I recently attended the Economics and the Commons Conference in Berlin, where commoners from across the globe met to discuss questions like those posed above. I’d like to share a few insights from our conversation.

In her opening address, Silke Helfrich, co-founder of the Commons Strategy Group, said, “We need to ‘commonify’ our minds. [If we are going to create a commons-based economy] we must challenge, bypass, and undermine the market mindset and market/state.” During a time when the market paradigm informs not only our economic understandings, but also many of our social and cultural assumptions—even our vocabulary—Helfrich’s challenge is great. And it’s more important now than ever.

But how exactly do we “commonify” our minds?

Here are some ideas. Perhaps we should not refer to living ecosystems as “resources,” or even “commons resources,” and instead affirm them as “sources” of life? Perhaps we should challenge even the subtle suggestion that we humans exist outside of ecosystems, a perspective that has historically justified exploitation of nature? Instead we could begin to think of ourselves as members of a commons ecosystem with specific responsibilities, as we do in our Great Lakes work.
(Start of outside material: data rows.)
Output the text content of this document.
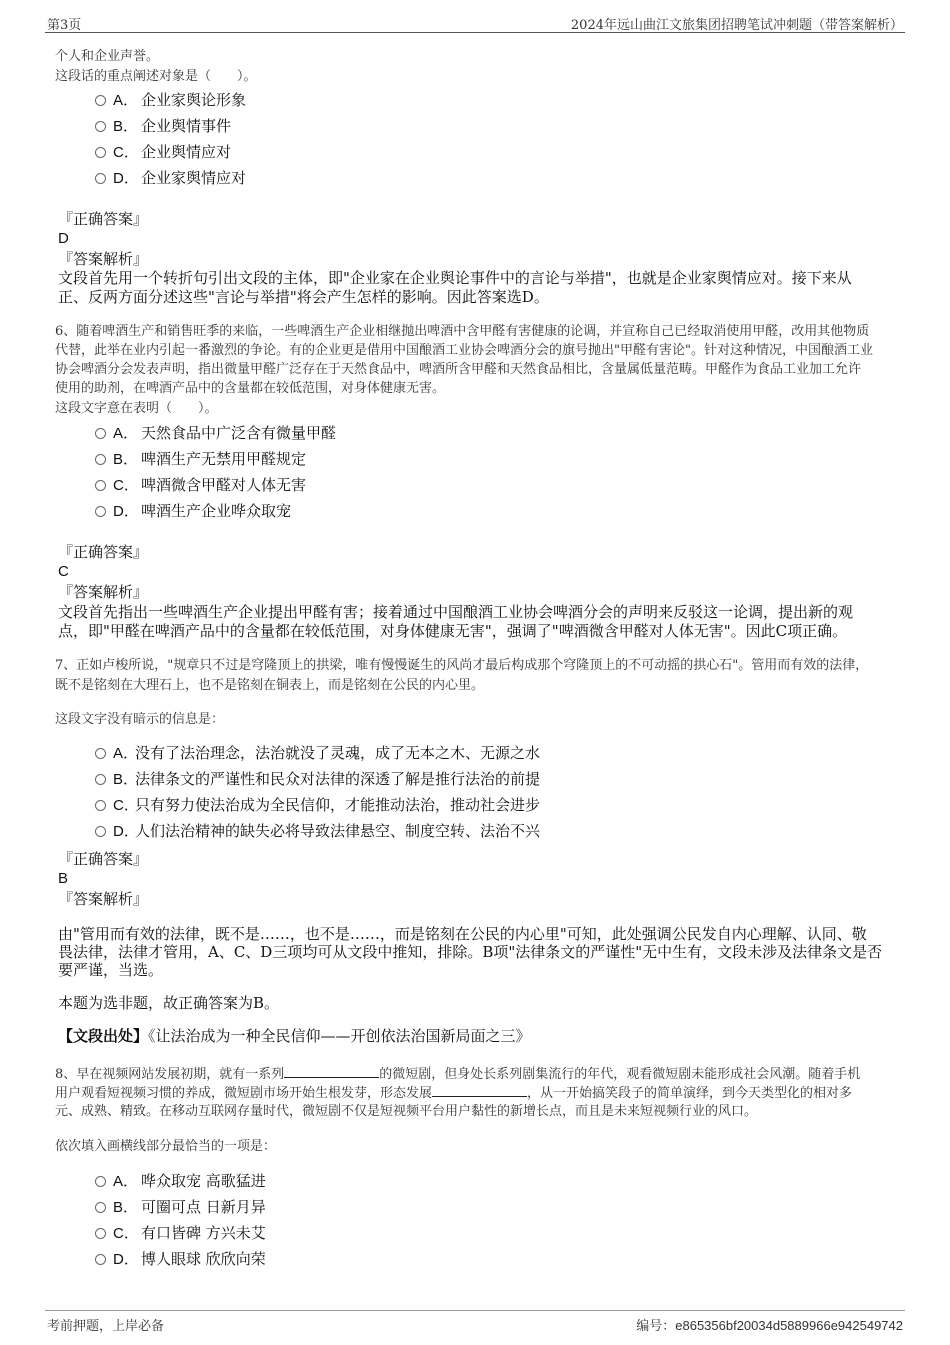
第3页	2024年远山曲江文旅集团招聘笔试冲刺题（带答案解析）
个人和企业声誉。
这段话的重点阐述对象是（　　）。
A． 企业家舆论形象
B． 企业舆情事件
C． 企业舆情应对
D． 企业家舆情应对
『正确答案』
D
『答案解析』
文段首先用一个转折句引出文段的主体，即"企业家在企业舆论事件中的言论与举措"，也就是企业家舆情应对。接下来从
正、反两方面分述这些"言论与举措"将会产生怎样的影响。因此答案选D。
6、随着啤酒生产和销售旺季的来临，一些啤酒生产企业相继抛出啤酒中含甲醛有害健康的论调，并宣称自己已经取消使用甲醛，改用其他物质
代替，此举在业内引起一番激烈的争论。有的企业更是借用中国酿酒工业协会啤酒分会的旗号抛出"甲醛有害论"。针对这种情况，中国酿酒工业
协会啤酒分会发表声明，指出微量甲醛广泛存在于天然食品中，啤酒所含甲醛和天然食品相比，含量属低量范畴。甲醛作为食品工业加工允许
使用的助剂，在啤酒产品中的含量都在较低范围，对身体健康无害。
这段文字意在表明（　　）。
A． 天然食品中广泛含有微量甲醛
B． 啤酒生产无禁用甲醛规定
C． 啤酒微含甲醛对人体无害
D． 啤酒生产企业哗众取宠
『正确答案』
C
『答案解析』
文段首先指出一些啤酒生产企业提出甲醛有害；接着通过中国酿酒工业协会啤酒分会的声明来反驳这一论调，提出新的观
点，即"甲醛在啤酒产品中的含量都在较低范围，对身体健康无害"，强调了"啤酒微含甲醛对人体无害"。因此C项正确。
7、正如卢梭所说，"规章只不过是穹隆顶上的拱梁，唯有慢慢诞生的风尚才最后构成那个穹隆顶上的不可动摇的拱心石"。管用而有效的法律，
既不是铭刻在大理石上，也不是铭刻在铜表上，而是铭刻在公民的内心里。
这段文字没有暗示的信息是：
A．没有了法治理念，法治就没了灵魂，成了无本之木、无源之水
B．法律条文的严谨性和民众对法律的深透了解是推行法治的前提
C．只有努力使法治成为全民信仰，才能推动法治，推动社会进步
D．人们法治精神的缺失必将导致法律悬空、制度空转、法治不兴
『正确答案』
B
『答案解析』
由"管用而有效的法律，既不是……，也不是……，而是铭刻在公民的内心里"可知，此处强调公民发自内心理解、认同、敬
畏法律，法律才管用，A、C、D三项均可从文段中推知，排除。B项"法律条文的严谨性"无中生有，文段未涉及法律条文是否
要严谨，当选。
本题为选非题，故正确答案为B。
【文段出处】《让法治成为一种全民信仰——开创依法治国新局面之三》
8、早在视频网站发展初期，就有一系列	的微短剧，但身处长系列剧集流行的年代，观看微短剧未能形成社会风潮。随着手机
用户观看短视频习惯的养成，微短剧市场开始生根发芽，形态发展	，从一开始搞笑段子的简单演绎，到今天类型化的相对多
元、成熟、精致。在移动互联网存量时代，微短剧不仅是短视频平台用户黏性的新增长点，而且是未来短视频行业的风口。
依次填入画横线部分最恰当的一项是：
A． 哗众取宠 高歌猛进
B． 可圈可点 日新月异
C． 有口皆碑 方兴未艾
D． 博人眼球 欣欣向荣
考前押题，上岸必备	编号：e865356bf20034d5889966e942549742
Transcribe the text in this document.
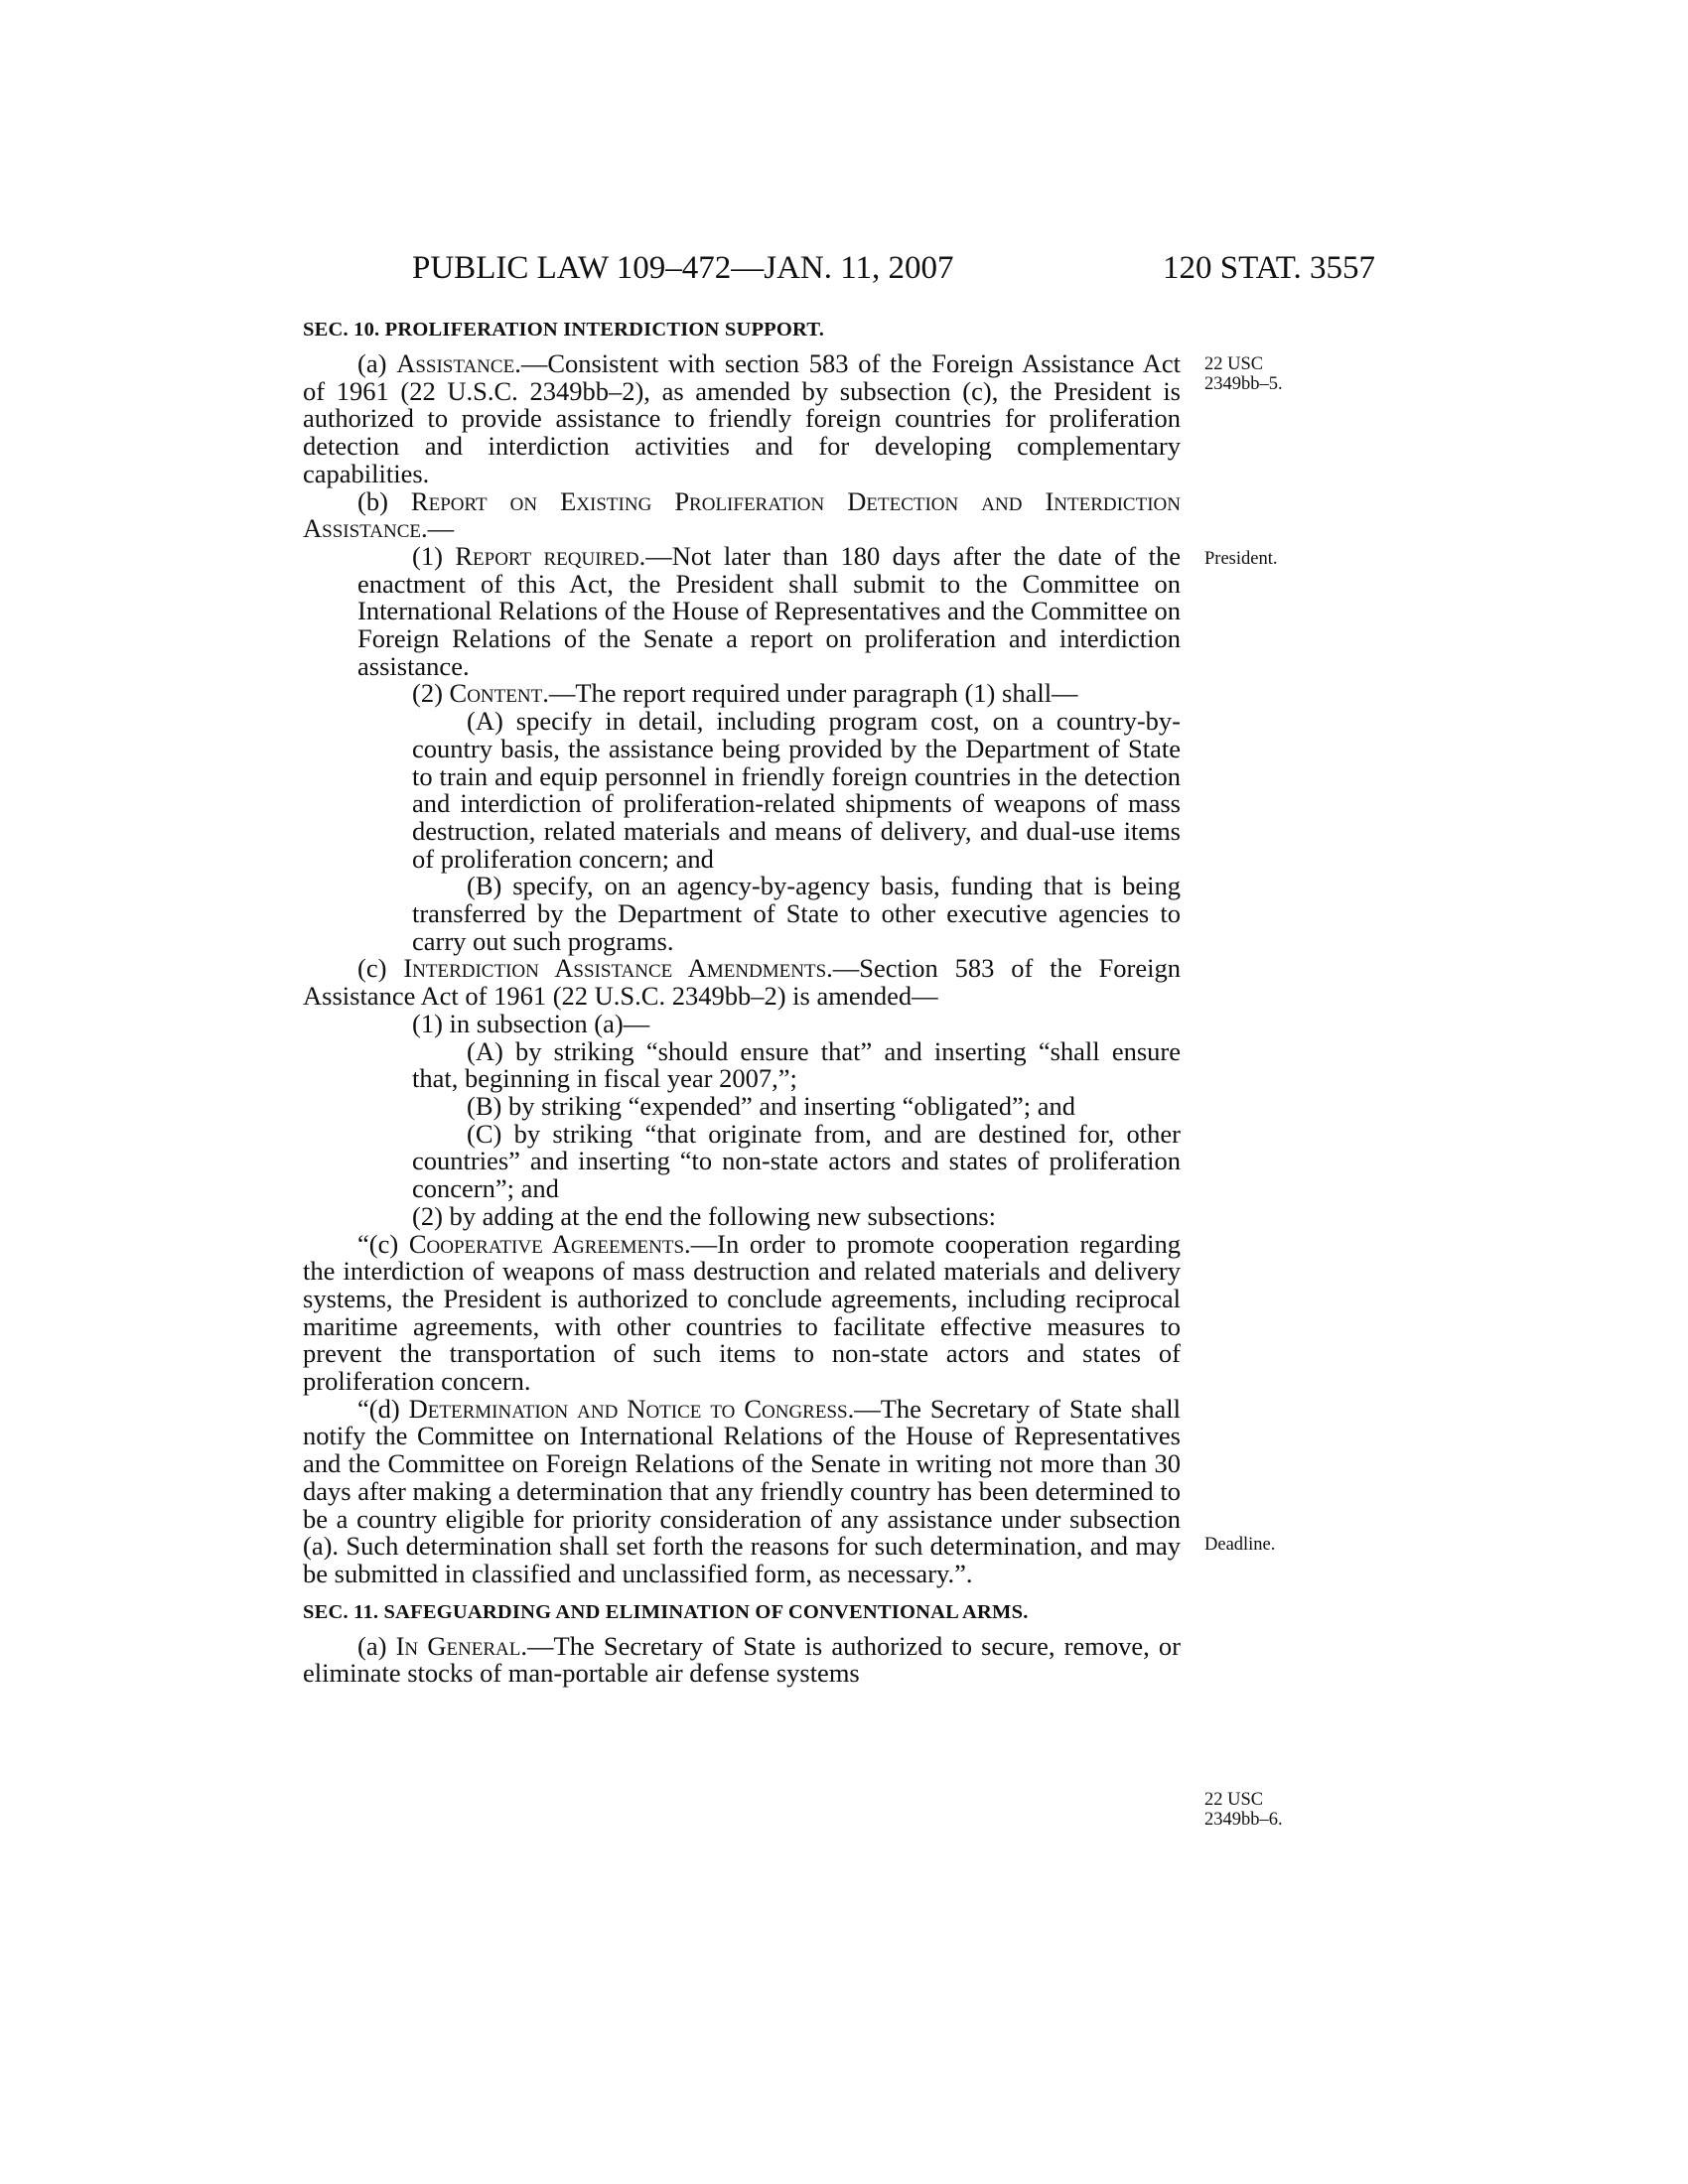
PUBLIC LAW 109–472—JAN. 11, 2007	120 STAT. 3557
22 USC
2349bb–5.
President.
Deadline.
22 USC
2349bb–6.
SEC. 10. PROLIFERATION INTERDICTION SUPPORT.

(a) Assistance.—Consistent with section 583 of the Foreign Assistance Act of 1961 (22 U.S.C. 2349bb–2), as amended by subsection (c), the President is authorized to provide assistance to friendly foreign countries for proliferation detection and interdiction activities and for developing complementary capabilities.

(b) Report on Existing Proliferation Detection and Interdiction Assistance.—

(1) Report required.—Not later than 180 days after the date of the enactment of this Act, the President shall submit to the Committee on International Relations of the House of Representatives and the Committee on Foreign Relations of the Senate a report on proliferation and interdiction assistance.

(2) Content.—The report required under paragraph (1) shall—

(A) specify in detail, including program cost, on a country-by-country basis, the assistance being provided by the Department of State to train and equip personnel in friendly foreign countries in the detection and interdiction of proliferation-related shipments of weapons of mass destruction, related materials and means of delivery, and dual-use items of proliferation concern; and

(B) specify, on an agency-by-agency basis, funding that is being transferred by the Department of State to other executive agencies to carry out such programs.

(c) Interdiction Assistance Amendments.—Section 583 of the Foreign Assistance Act of 1961 (22 U.S.C. 2349bb–2) is amended—

(1) in subsection (a)—

(A) by striking “should ensure that” and inserting “shall ensure that, beginning in fiscal year 2007,”;

(B) by striking “expended” and inserting “obligated”; and

(C) by striking “that originate from, and are destined for, other countries” and inserting “to non-state actors and states of proliferation concern”; and

(2) by adding at the end the following new subsections:

“(c) Cooperative Agreements.—In order to promote cooperation regarding the interdiction of weapons of mass destruction and related materials and delivery systems, the President is authorized to conclude agreements, including reciprocal maritime agreements, with other countries to facilitate effective measures to prevent the transportation of such items to non-state actors and states of proliferation concern.

“(d) Determination and Notice to Congress.—The Secretary of State shall notify the Committee on International Relations of the House of Representatives and the Committee on Foreign Relations of the Senate in writing not more than 30 days after making a determination that any friendly country has been determined to be a country eligible for priority consideration of any assistance under subsection (a). Such determination shall set forth the reasons for such determination, and may be submitted in classified and unclassified form, as necessary.”.

SEC. 11. SAFEGUARDING AND ELIMINATION OF CONVENTIONAL ARMS.

(a) In General.—The Secretary of State is authorized to secure, remove, or eliminate stocks of man-portable air defense systems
I think commonifying our minds begins with an inquiry about the nature of the relationships we want with one another and our commons. This is crucial work because without it, we will continue to justify commons approaches through a market framework. And this means the commons will continue to be marginalized. As we express the value of these kinds of relationships, in contrast to the much narrower value system put forward by the market, we help legitimize forms of value connected to right livelihood, culture, identity, historical relationship, spiritual connection and preservation of a way of life—all of which highlight the values of the commons.